In Mumbai, the increase in imported marble prices, which are commonly used in luxury residences, has added ₹50-150 per square foot due to rerouting charges. This surge is particularly notable in sea-facing penthouses where premium finishes are a standard expectation. Additionally, as cost overruns become more prevalent, developments that rely heavily on facade elements, such as aluminium-glass curtain walls in Delhi's office markets, are likely to encounter significant financial challenges. The price hikes in these materials are not merely a temporary blip; they reflect a broader trend of rising construction costs that have been escalating over recent years.
The impact of these increases is compounded by the rising prices of essential materials such as bitumen, which is crucial for infrastructure projects like the Mumbai-Nashik Expressway. With current prices ranging from ₹48,000 to ₹51,000 per tonne, the financial strain on developers is becoming increasingly pronounced. Coupled with the rising costs of diesel—linked to fluctuating Brent crude prices—this development raises concerns about the viability of new projects, especially in high-demand urban centers. The situation is exacerbated by a notable rise in construction labor costs, which have surged by 25-40% over the last four to five years, due to a tightening labor market and wage inflation.

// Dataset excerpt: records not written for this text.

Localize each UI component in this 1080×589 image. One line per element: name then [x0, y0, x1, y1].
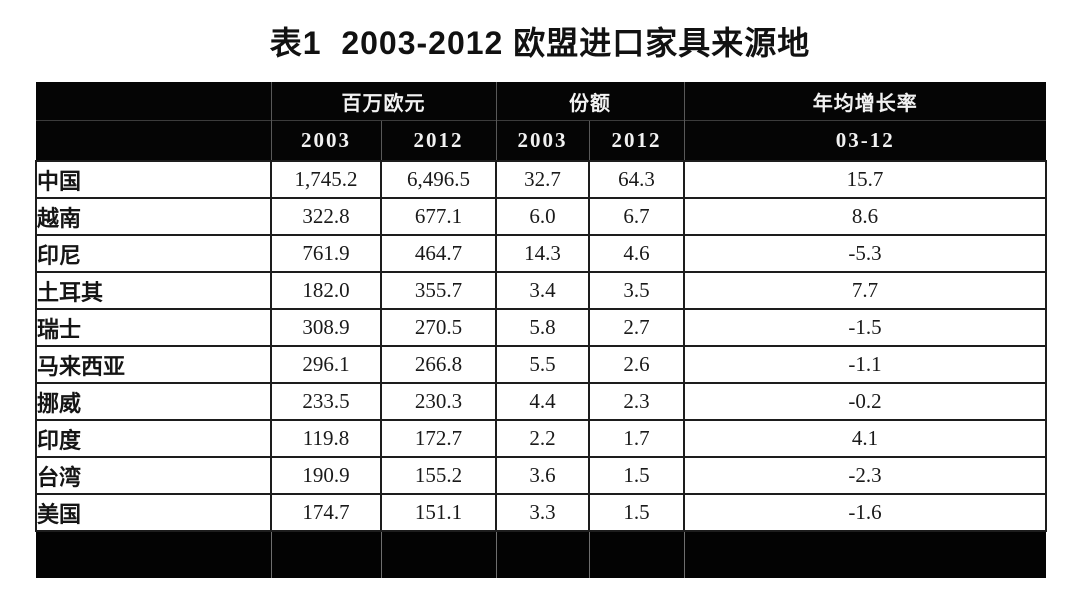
footer-cell [683, 530, 1046, 578]
cell-share-2003: 5.5 [495, 345, 590, 384]
cell-share-2003: 4.4 [495, 382, 590, 421]
header-group-growth: 年均增长率 [683, 82, 1046, 121]
footer-cell [270, 530, 381, 578]
cell-eur-2012: 172.7 [380, 419, 497, 458]
cell-growth: -1.1 [683, 345, 1047, 384]
cell-growth: -1.6 [683, 493, 1047, 532]
header-sub-blank [36, 120, 271, 161]
header-group-share: 份额 [495, 82, 684, 121]
cell-share-2003: 3.6 [495, 456, 590, 495]
cell-share-2003: 32.7 [495, 160, 590, 199]
cell-share-2003: 6.0 [495, 197, 590, 236]
header-country-blank [36, 82, 271, 121]
cell-eur-2003: 296.1 [270, 345, 382, 384]
header-sub-2003-eur: 2003 [270, 120, 381, 161]
cell-growth: 4.1 [683, 419, 1047, 458]
header-sub-2012-share: 2012 [588, 120, 684, 161]
cell-share-2003: 3.4 [495, 271, 590, 310]
table-row-norway: 挪威 233.5 230.3 4.4 2.3 -0.2 [35, 382, 1047, 421]
cell-eur-2003: 761.9 [270, 234, 382, 273]
cell-share-2012: 1.5 [588, 456, 685, 495]
cell-eur-2012: 155.2 [380, 456, 497, 495]
cell-growth: -1.5 [683, 308, 1047, 347]
footer-cell [380, 530, 496, 578]
cell-country: 土耳其 [35, 271, 272, 310]
cell-country: 马来西亚 [35, 345, 272, 384]
table-row-china: 中国 1,745.2 6,496.5 32.7 64.3 15.7 [35, 160, 1047, 199]
table-row-taiwan: 台湾 190.9 155.2 3.6 1.5 -2.3 [35, 456, 1047, 495]
cell-growth: -2.3 [683, 456, 1047, 495]
cell-share-2012: 2.3 [588, 382, 685, 421]
cell-eur-2012: 266.8 [380, 345, 497, 384]
cell-share-2003: 5.8 [495, 308, 590, 347]
cell-share-2003: 3.3 [495, 493, 590, 532]
cell-country: 印尼 [35, 234, 272, 273]
table-row-turkey: 土耳其 182.0 355.7 3.4 3.5 7.7 [35, 271, 1047, 310]
cell-growth: -0.2 [683, 382, 1047, 421]
cell-country: 瑞士 [35, 308, 272, 347]
table-row-vietnam: 越南 322.8 677.1 6.0 6.7 8.6 [35, 197, 1047, 236]
table-row-usa: 美国 174.7 151.1 3.3 1.5 -1.6 [35, 493, 1047, 532]
cell-growth: 8.6 [683, 197, 1047, 236]
cell-eur-2003: 322.8 [270, 197, 382, 236]
cell-share-2012: 2.6 [588, 345, 685, 384]
header-sub-2012-eur: 2012 [380, 120, 496, 161]
cell-share-2003: 14.3 [495, 234, 590, 273]
footer-cell [495, 530, 589, 578]
header-group-million-eur: 百万欧元 [270, 82, 496, 121]
cell-share-2012: 1.5 [588, 493, 685, 532]
cell-eur-2003: 308.9 [270, 308, 382, 347]
cell-eur-2012: 355.7 [380, 271, 497, 310]
cell-eur-2003: 119.8 [270, 419, 382, 458]
cell-eur-2012: 6,496.5 [380, 160, 497, 199]
page-title: 表1 2003-2012 欧盟进口家具来源地 [269, 25, 811, 61]
cell-growth: -5.3 [683, 234, 1047, 273]
cell-country: 挪威 [35, 382, 272, 421]
table-row-switzerland: 瑞士 308.9 270.5 5.8 2.7 -1.5 [35, 308, 1047, 347]
cell-country: 台湾 [35, 456, 272, 495]
cell-country: 越南 [35, 197, 272, 236]
cell-eur-2003: 1,745.2 [270, 160, 382, 199]
header-sub-growth-period: 03-12 [683, 120, 1046, 161]
cell-eur-2003: 182.0 [270, 271, 382, 310]
table-row-indonesia: 印尼 761.9 464.7 14.3 4.6 -5.3 [35, 234, 1047, 273]
cell-eur-2012: 677.1 [380, 197, 497, 236]
footer-black-band [36, 530, 1046, 578]
cell-eur-2012: 464.7 [380, 234, 497, 273]
footer-cell [36, 530, 271, 578]
cell-share-2003: 2.2 [495, 419, 590, 458]
cell-eur-2012: 151.1 [380, 493, 497, 532]
header-sub-2003-share: 2003 [495, 120, 589, 161]
cell-share-2012: 64.3 [588, 160, 685, 199]
cell-growth: 15.7 [683, 160, 1047, 199]
cell-eur-2012: 230.3 [380, 382, 497, 421]
cell-share-2012: 3.5 [588, 271, 685, 310]
cell-share-2012: 1.7 [588, 419, 685, 458]
table-row-india: 印度 119.8 172.7 2.2 1.7 4.1 [35, 419, 1047, 458]
cell-country: 印度 [35, 419, 272, 458]
cell-growth: 7.7 [683, 271, 1047, 310]
cell-eur-2003: 174.7 [270, 493, 382, 532]
table-row-malaysia: 马来西亚 296.1 266.8 5.5 2.6 -1.1 [35, 345, 1047, 384]
cell-country: 中国 [35, 160, 272, 199]
cell-eur-2012: 270.5 [380, 308, 497, 347]
header-sub-row: 2003 2012 2003 2012 03-12 [36, 120, 1046, 161]
footer-cell [588, 530, 684, 578]
cell-eur-2003: 190.9 [270, 456, 382, 495]
cell-eur-2003: 233.5 [270, 382, 382, 421]
cell-country: 美国 [35, 493, 272, 532]
cell-share-2012: 2.7 [588, 308, 685, 347]
cell-share-2012: 4.6 [588, 234, 685, 273]
cell-share-2012: 6.7 [588, 197, 685, 236]
import-sources-table: 百万欧元 份额 年均增长率 2003 2012 2003 2012 03-12 … [35, 82, 1047, 578]
header-group-row: 百万欧元 份额 年均增长率 [36, 82, 1046, 121]
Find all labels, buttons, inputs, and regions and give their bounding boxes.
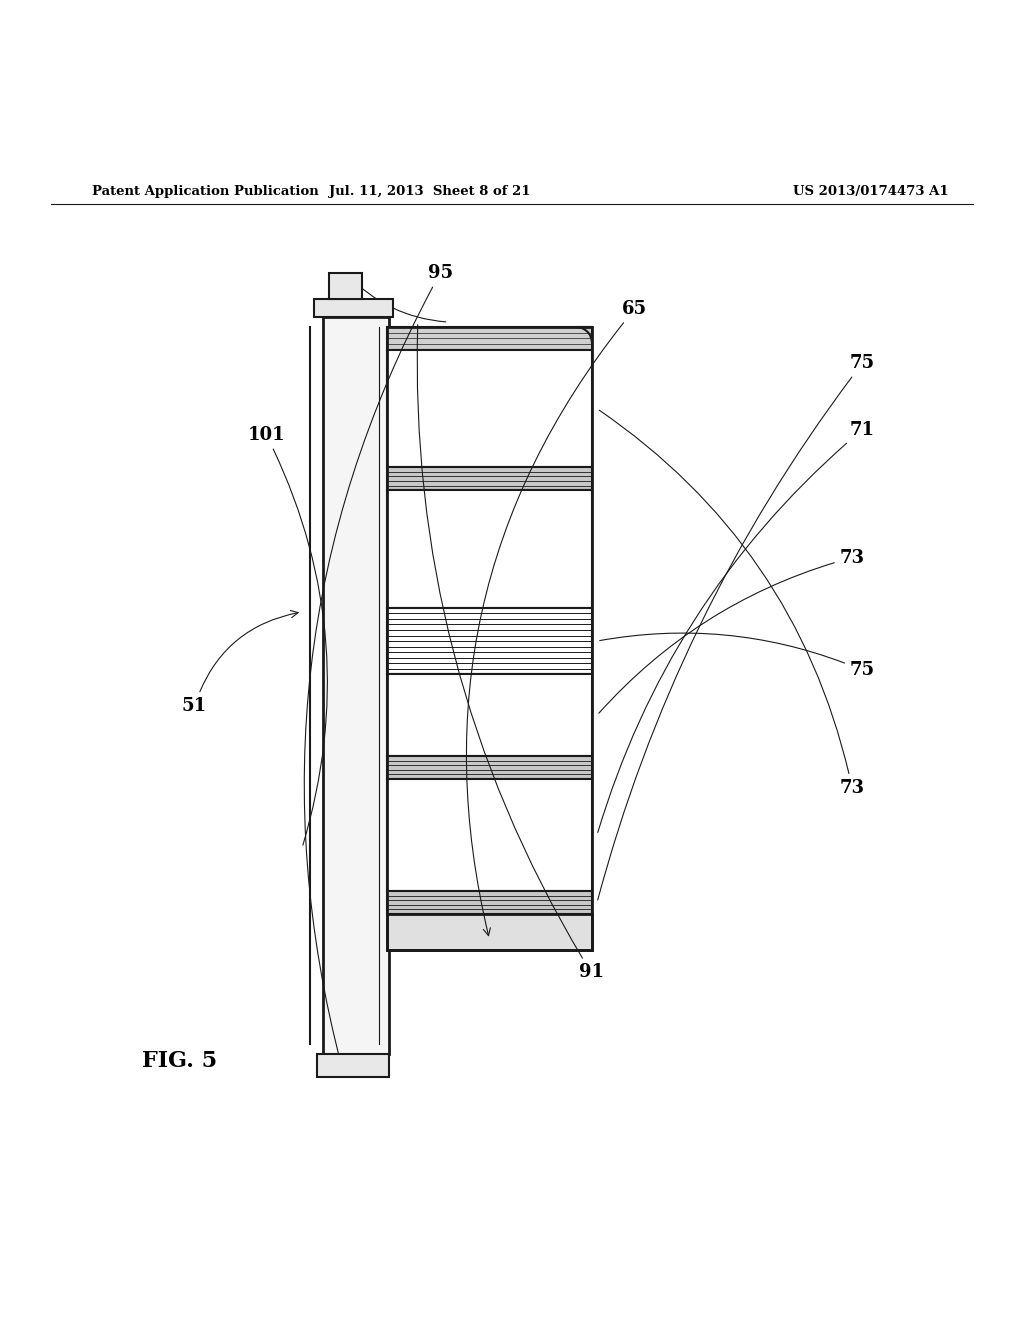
Text: 75: 75 (600, 634, 876, 680)
Bar (387, 350, 592, 467)
Text: FIG. 5: FIG. 5 (141, 1051, 217, 1072)
Bar (323, 317, 389, 1055)
Text: 73: 73 (599, 411, 864, 797)
Bar (387, 607, 592, 675)
Text: 75: 75 (598, 354, 876, 900)
Text: 95: 95 (304, 264, 453, 1067)
Bar (314, 298, 393, 317)
Bar (387, 490, 592, 607)
Bar (387, 675, 592, 756)
Text: 91: 91 (417, 325, 603, 981)
Bar (387, 327, 592, 950)
Bar (387, 779, 592, 891)
Text: 71: 71 (598, 421, 874, 833)
Text: Patent Application Publication: Patent Application Publication (92, 185, 318, 198)
Text: 101: 101 (248, 426, 328, 845)
Text: 73: 73 (599, 549, 864, 713)
Bar (387, 467, 592, 490)
Bar (317, 1055, 389, 1077)
Bar (387, 756, 592, 779)
Text: 51: 51 (182, 610, 298, 715)
Text: 65: 65 (466, 300, 647, 936)
Bar (330, 273, 362, 298)
Bar (387, 891, 592, 913)
Text: US 2013/0174473 A1: US 2013/0174473 A1 (793, 185, 948, 198)
Bar (387, 327, 592, 350)
Bar (387, 913, 592, 950)
Text: Jul. 11, 2013  Sheet 8 of 21: Jul. 11, 2013 Sheet 8 of 21 (330, 185, 530, 198)
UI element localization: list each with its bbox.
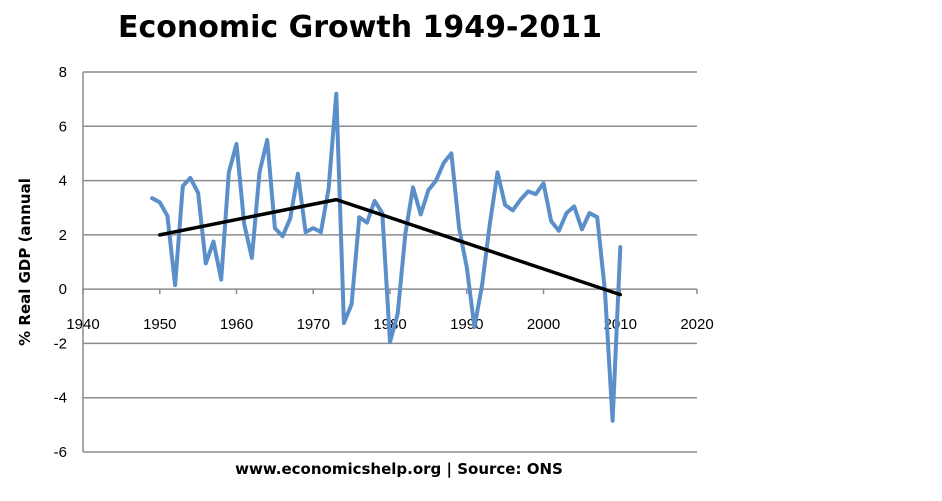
x-axis-label: www.economicshelp.org | Source: ONS (235, 460, 563, 479)
y-tick-label: -4 (54, 390, 67, 407)
trend-line (158, 197, 623, 297)
y-tick-label: -2 (54, 335, 67, 352)
x-tick-label: 1940 (66, 316, 99, 333)
y-axis-label: % Real GDP (annual (16, 178, 34, 346)
y-tick-label: 0 (59, 281, 67, 298)
x-tick-label: 1970 (297, 316, 330, 333)
gdp-growth-line (150, 91, 623, 423)
x-tick-label: 2010 (604, 316, 637, 333)
chart-title: Economic Growth 1949-2011 (118, 10, 602, 45)
x-tick-label: 2020 (680, 316, 713, 333)
data-series (150, 91, 623, 423)
y-tick-label: 6 (59, 118, 67, 135)
x-tick-label: 1960 (220, 316, 253, 333)
x-axis-tick-labels: 1940 1950 1960 1970 1980 1990 2000 2010 2020 (66, 316, 713, 333)
y-axis-tick-labels: 8 6 4 2 0 -2 -4 -6 (54, 64, 67, 461)
x-tick-label: 1950 (143, 316, 176, 333)
x-tick-label: 1990 (450, 316, 483, 333)
y-tick-label: 8 (59, 64, 67, 81)
x-tick-label: 2000 (527, 316, 560, 333)
y-tick-label: 2 (59, 227, 67, 244)
y-tick-label: 4 (59, 173, 67, 190)
y-tick-label: -6 (54, 444, 67, 461)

As the luxury housing segment grapples with these escalating costs, the outlook for the real estate market remains uncertain. With construction expenses in Mumbai and Delhi having risen by as much as 39% over the past four years, the average cost now stands at approximately ₹2,780 per square foot for mid-to-luxury skyscrapers. These rising prices may dampen housing sales, which were already facing challenges prior to the current geopolitical developments. The combination of increased material costs, labor shortages, and economic uncertainty poses significant challenges for developers, ultimately impacting housing affordability and market dynamics in India's urban centers.